42852.817: cb (async) for 2: Success
42857.817: done.
press Enter

Also, inserting a Thread.Sleep() before the "send 1" makes the test case work. The problem occurs exactly when you fire off a SendToAsync() before the callback of the last one has been called.
Comment 1 Tammo Hinrichs 2012-01-27 08:04:03 UTC
I think I found the bug.

(Disclaimer: I'm not too experienced with Mono or Linux or the usual open source dev tools, so I apologize for the non-standard form of this report and the chance that maybe I got it all wrong. But one thing I've learned is that when you look at a piece of code and it obviously makes no sense, you should trust your instincts. :)

As far as I understand it: In the implementation of SendToAsync a worker and a result structure is set up and then put into a queue (probably to avoid out of order processing of IO operations). If the queue was empty before, the worker is getting kicked off. Otherwise there's a piece of code at the end of the dispatcher which schedules the next job from the queue. So far, so good.

Then again SendToAsync looks like this right after the worker/result setup:

mcs/class/System/System.Net.Sockets/Socket.cs, line 1964

Worker worker = new Worker (e);
int count;
lock (writeQ) {
	writeQ.Enqueue (worker);
	count = writeQ.Count;
if (count == 1)
        socket_pool_queue (Worker.Dispatcher, res);

Another Worker object is created, left without any relevant data and put into the queue? Apart from the fact that this violates the design principles behind the SocketAsyncEventArgs based APIs, which is _not to allocate anything on the heap for a single operation_, this newly created object isn't given the necessary information to function; the Worker.Dispatcher callback only operates on the SocketAsyncResult structure given with the socket_pool_queue() call.

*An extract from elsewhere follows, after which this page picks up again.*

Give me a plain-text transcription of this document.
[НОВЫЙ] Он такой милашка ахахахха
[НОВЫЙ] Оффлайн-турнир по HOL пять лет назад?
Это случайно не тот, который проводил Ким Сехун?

Speaking of: This call is then made with the original data from the SocketAsyncEventArgs argument, not the newly created worker that obviously won't work. Which perfectly explains the bug I encountered: When sending off a single SendToAsync, the dummy worker is enqueued, the dispatcher then operates upon the correct data and at the end blindly dequeues that dummy object again. BUT if you try two calls right after each other, the second call only enqueues the dummy object which then does nothing, leaving the original SocketAsyncEventArgs et al in an undefined state (Hence the missing callback and crash at the end).

Fix: Change that part to what it should (and in fact the Begin* functions do) look like, as in "don't create the dummy and enqueue the correct worker":

mcs/class/System/System.Net.Sockets/Socket.cs, line 1964 FIXED

int count;
lock (writeQ) {
	writeQ.Enqueue (e.worker);
	count = writeQ.Count;
if (count == 1)
        socket_pool_queue (Worker.Dispatcher, res);

At least with my test case and the kinda complex game server I've tried it with, it works flawlessly now.

Also, ReceiveFromAsync() suffers from the same problem and should be changed accordingly.

Again, sorry for not sending a proper diff, but deleting two lines and inserting two characters in two other lines should be possible manually :)
Comment 2 Tammo Hinrichs 2012-01-27 08:15:08 UTC
Oops, sorry, it should be "writeQ.Enqueue (e.Worker);" with a capital W. That's what you get for not using real diffs :/
Comment 4 Chris Hardy [MSFT] 2012-07-24 21:34:58 UTC
Gonzalo, Is this something you can help out with or have any thoughts on?
Comment 5 Tammo Hinrichs 2012-07-25 05:01:37 UTC
Just apply the fix that I described. It's in production use on a game server that serves some thousand connections over here for months and it works flawlessly.

If you wish I can send you a proper diff.
Comment 6 Matthias 2012-08-02 05:10:00 UTC
As mentioned by Jonathan the exact same problem applies to ReceiveFromAync. The code seems pretty equal just a different queue is used.

It seems the simpler methods SendAsync and ReceiveAsync working fine (just the endpoint is ignored).
Comment 7 Tammo Hinrichs 2012-08-02 05:47:42 UTC
Yes, I read the whole source file and it's only SendToAsync and ReceiveFromAsync that are affected. Everything else looks fine.
Comment 8 Paolo Molaro 2012-08-02 14:06:48 UTC
Fixed in master and mono-2-10, thanks!.